The Music


What is folk music?


It’s the music played by the people, for the people. It’s the music that people make for their own entertainment rather than because it was commissioned by Maximilian Franz, Elector of Cologne to be played at court, or because it earned a living round the music halls or because it will make a packet for some record company and give you your 15 minutes of fame. When British soldiers sang songs about the defective genitals of Hitler and his team to the tune of Colonel Bogey, that was folk music. When you sang in the playground about why Popeye has a hole in his caravan, that was folk music.


Where would you hear it?


Folk music was (and is) the music played for dancing to at barn dances, harvest homes and wedding receptions, to bring back the sun or the rain or call up or drive away spirits.

Folk songs are songs sung on board ship, at the pub, in the trenches, round the hearth or camp fire, picking cotton, on the chain gang, at a celebration, after a battle, wherever and whenever a song could be used to tell a story, express an emotion, provoke a tear or a cheer or a chuckle or a leer or sometimes to beg a drink.  

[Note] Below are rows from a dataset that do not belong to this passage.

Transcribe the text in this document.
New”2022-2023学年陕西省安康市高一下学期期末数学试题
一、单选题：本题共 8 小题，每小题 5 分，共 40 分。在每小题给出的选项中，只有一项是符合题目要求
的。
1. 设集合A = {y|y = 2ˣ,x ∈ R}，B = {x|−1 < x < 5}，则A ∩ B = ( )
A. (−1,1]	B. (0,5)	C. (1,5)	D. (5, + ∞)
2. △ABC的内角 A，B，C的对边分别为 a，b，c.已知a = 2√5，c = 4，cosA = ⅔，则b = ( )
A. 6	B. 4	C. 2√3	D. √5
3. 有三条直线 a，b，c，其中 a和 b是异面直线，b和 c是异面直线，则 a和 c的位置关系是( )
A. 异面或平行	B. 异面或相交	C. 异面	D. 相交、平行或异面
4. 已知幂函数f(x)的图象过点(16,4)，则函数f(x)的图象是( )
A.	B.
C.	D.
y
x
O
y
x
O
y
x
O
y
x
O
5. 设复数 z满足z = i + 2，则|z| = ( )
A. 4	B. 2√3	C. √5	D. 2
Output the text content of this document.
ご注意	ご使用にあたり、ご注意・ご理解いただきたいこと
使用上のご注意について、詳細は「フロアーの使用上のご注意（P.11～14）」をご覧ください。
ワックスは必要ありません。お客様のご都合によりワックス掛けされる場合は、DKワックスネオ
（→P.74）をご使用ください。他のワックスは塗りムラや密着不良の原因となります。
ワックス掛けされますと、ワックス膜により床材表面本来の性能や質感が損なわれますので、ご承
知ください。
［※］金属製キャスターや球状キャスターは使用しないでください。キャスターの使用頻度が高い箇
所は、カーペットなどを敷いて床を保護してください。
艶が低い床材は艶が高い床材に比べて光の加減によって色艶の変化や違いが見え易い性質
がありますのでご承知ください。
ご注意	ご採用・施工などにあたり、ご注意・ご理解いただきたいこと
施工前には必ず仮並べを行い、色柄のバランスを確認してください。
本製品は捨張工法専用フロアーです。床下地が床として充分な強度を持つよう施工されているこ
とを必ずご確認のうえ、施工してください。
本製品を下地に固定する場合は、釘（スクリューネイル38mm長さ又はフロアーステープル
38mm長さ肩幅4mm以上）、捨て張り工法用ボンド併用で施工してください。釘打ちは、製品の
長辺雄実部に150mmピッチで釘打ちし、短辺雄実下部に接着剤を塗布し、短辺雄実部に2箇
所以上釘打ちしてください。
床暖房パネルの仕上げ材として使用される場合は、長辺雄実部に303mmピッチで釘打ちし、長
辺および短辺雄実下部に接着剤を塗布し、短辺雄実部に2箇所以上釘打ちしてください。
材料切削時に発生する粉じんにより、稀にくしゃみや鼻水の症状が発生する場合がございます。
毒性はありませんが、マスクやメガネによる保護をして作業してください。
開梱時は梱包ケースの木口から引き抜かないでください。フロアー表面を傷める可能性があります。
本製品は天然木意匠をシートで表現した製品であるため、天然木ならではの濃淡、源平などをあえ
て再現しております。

What are folk songs about?


Folk songs are quite often about love found, love lost, love requited and unrequited, drunks, rakehells, cullies, bawds and villains, criminals and kings, soldiers and milkmaids, work, drink, sex, war, politics, suicides, clever ruses and tricks played, crime and punishment, revels and laments, magic and nonsense – oh, and there’s quite a funny one about dead dogs, but that list only scratches the surface.